2.2  Perbedaan Terjemah, Tafsir dan Takwil       

1.      Terjemah
·         Mengalihkan bahasa Al-Quran yang berasal dari bahasa arab ke dalam bahasa non arab
2.      Tafsir
·         Al-Raghif Al-Ashfahani : lebih umum dan lebih banyak digunakan untuk lafadz dan kosa kata dalam kitab-kitab yang diturunkan allah dan kitab-kitab lainnya.
·         Menerangkan makna lafadz yang tak menerima selain dari satu arti.
·         Al-Maturidi: menetapkan apa yang dikehendaki ayat dan menetapkan demikianlah yang dikehendaki allah.
·         Abu Thalib Ats-Tsa’labi: menerangkan makna lafadz, berupa hakikat atau majaz.
3.      Takwil
·         Al-Raghif Al-Ashfahani: lebih banyak dipergunakan untuk makna dan kalimat dalam kitab-kitab yang diturunkan allah saja.
·         Menetapkan makna yang dikehendaki suatu lafadz yang dapat menerima banyak makna karena ada dalil-dalil yang mendukungnya.
·         Menyeleksi salah satu makna yang mungkin diterima oleh suatu ayat dengan tidak meyakini bahwa itulah yang dikehendaki allah.
·         Abu thalib ats-tsa’labi: menafsirkan batin lafadz.

2.3  Urgensi    

1.  Terjemah

·         Al-quran merupakan wahyu allah yang diturunkan untuk segenap manusia.
·         Al-quran sebagai  pedoman kehidupan manusia baik yang berada dikalangan atas maupun yang ada dikalangan bawah.
·         Terjemah al-quran dilakukan juga untuk menjadikan sebagai sebuah motivasi mereka untuk mengkaji dan memahami al-quran.
·         Al-quran diterjemahkan untuk guna membantu umat islam yang sedikit sekali tentang maksud pemahamannya terhadap makna yang terkandung dalam al-quran sehingga mereka dapat mengerti maksud dari kalangan al-quran dan merekapun dapat mengamalkannya dalam kehidupan sehari-hari.

2. Tafsir

·         Setiap individu dan umat tidak dapat berkembang dan maju kecuali melalu bimbingan ajarann Al-Quran yang merupakan kunci kebahagiaan.
·          Ajaran ini tidak akan terwujud kecuali dengan mempelajari tafsirnya serta mengerti makna-maknanya.
·          Tanpa tafsir seseorang tidak mungkin sampai kepada pemahaman    terhadap jiwa Al-Quran dan maknya yang terdalam, yang akan menghantarkan manusia kepada kebahagiaan dunia akhirat.
Rasulullah berkenan menafsirkan kalamullah untuk para sahabatnya untuk tidak lain adalah dengan firman Allah dan sekaligus merupakan realisasi dari kedudukan beliau sebagai rahmat bagi alam semesta untuk menghantarkan mereka kepada kesempurnaan dan membingbing mereka menuju keridoan Allah SWT.
Sebagaimana telah diketahui, bahwa kesempurnaan agama dan duniawi, sekarang  maupun nanti tidak akan sempurna kecuali melalui


ilmu-ilmu syariah dan pengetahuan agama.
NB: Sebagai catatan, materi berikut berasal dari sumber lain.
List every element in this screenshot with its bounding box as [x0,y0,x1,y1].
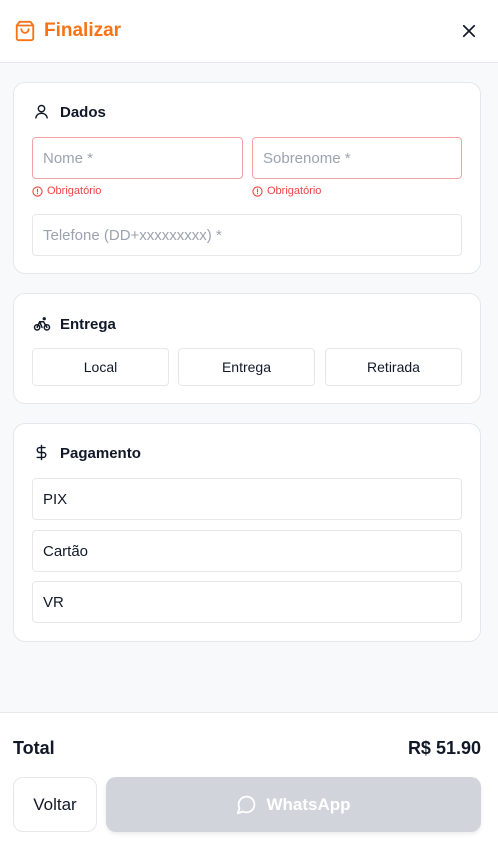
sobrenome-placeholder: Sobrenome * [263,149,351,167]
entrega-title: Entrega [60,315,116,333]
payment-option-label: VR [43,593,64,611]
delivery-option-label: Retirada [367,359,420,375]
user-icon [33,103,51,121]
alert-circle-icon [32,185,43,197]
close-icon[interactable] [456,18,482,44]
page-title: Finalizar [44,20,122,41]
payment-option-vr[interactable]: VR [32,581,462,623]
payment-option-label: Cartão [43,542,89,560]
header: Finalizar [0,0,498,63]
entrega-header: Entrega [33,315,116,333]
alert-circle-icon [252,185,263,197]
back-button[interactable]: Voltar [13,777,97,832]
telefone-field[interactable]: Telefone (DD+xxxxxxxxx) * [32,214,462,256]
dados-header: Dados [33,103,106,121]
nome-error-text: Obrigatório [47,185,102,197]
back-button-label: Voltar [33,794,77,814]
nome-placeholder: Nome * [43,149,94,167]
telefone-placeholder: Telefone (DD+xxxxxxxxx) * [43,226,222,244]
sobrenome-field[interactable]: Sobrenome * [252,137,462,179]
entrega-card: Entrega Local Entrega Retirada [13,293,481,404]
pagamento-card: Pagamento PIX Cartão VR [13,423,481,642]
dollar-icon [33,444,51,462]
chat-bubble-icon [236,794,258,816]
sobrenome-error: Obrigatório [252,185,321,197]
pagamento-title: Pagamento [60,444,141,462]
shopping-bag-icon [14,20,36,42]
delivery-option-label: Local [83,359,118,375]
delivery-option-label: Entrega [221,359,272,375]
payment-option-cartao[interactable]: Cartão [32,530,462,572]
delivery-option-local[interactable]: Local [32,348,169,386]
footer: Total R$ 51.90 Voltar WhatsApp [0,712,498,849]
nome-error: Obrigatório [32,185,101,197]
total-label: Total [13,738,55,758]
sobrenome-error-text: Obrigatório [267,185,322,197]
whatsapp-button[interactable]: WhatsApp [106,777,481,832]
dados-card: Dados Nome * Sobrenome * Obrigatório Obr… [13,82,481,274]
delivery-option-retirada[interactable]: Retirada [325,348,462,386]
delivery-option-entrega[interactable]: Entrega [178,348,315,386]
bicycle-icon [33,315,51,333]
total-value: R$ 51.90 [407,738,481,758]
payment-option-label: PIX [43,490,68,508]
dados-title: Dados [60,103,106,121]
whatsapp-button-label: WhatsApp [266,794,351,814]
payment-option-pix[interactable]: PIX [32,478,462,520]
nome-field[interactable]: Nome * [32,137,243,179]
pagamento-header: Pagamento [33,444,141,462]
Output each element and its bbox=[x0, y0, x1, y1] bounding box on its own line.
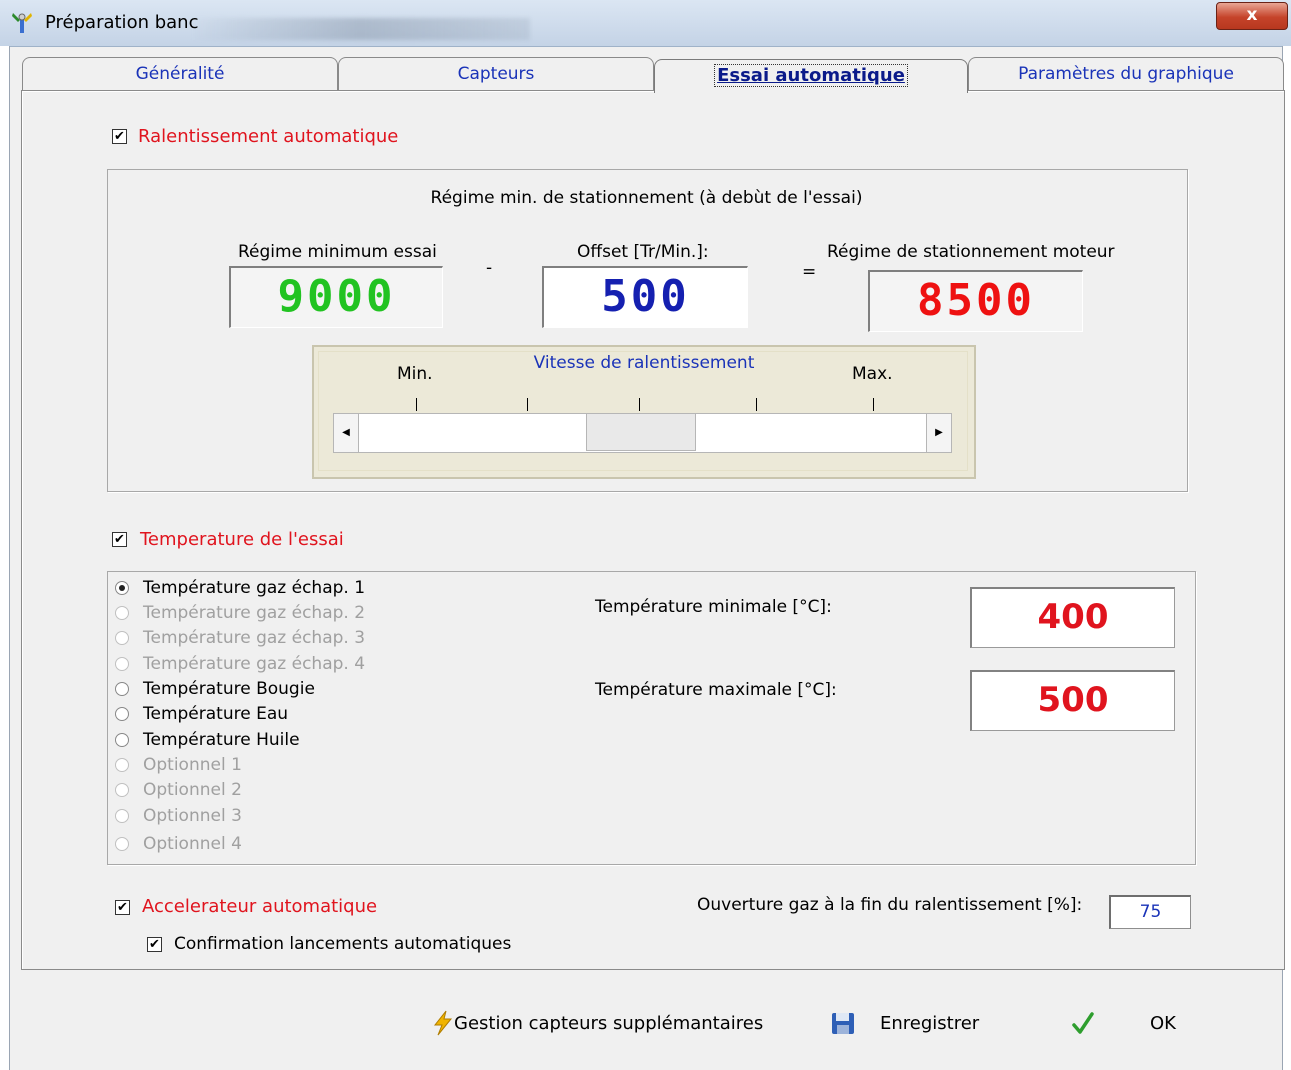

Ilmu-ilmu ini hanya diperoleh melalui orang yang dipercaya dan melalui al-kitab yang diturunkan kepada orang yang terpercaya tersebut. Al-Kitab ini adalah Al-Quran dan orang yang terpercaya tersebut tidak lain adalah muhammad saw. Penafsiran al-kitab al-karim melalui nabi ini adalah jalan menuju keselamatan dan kebahagiaan didunia dan di akhirat.
 3. Takwil
·         Menerangkan makna ayat-ayat al-Qur’an.

·         Sebagai sarana untuk memahami al-Qur’an.

Demikianlah yang saya bagikan mengenai terjemah, tarsir dan ta'wil quran semoga bermanfaat.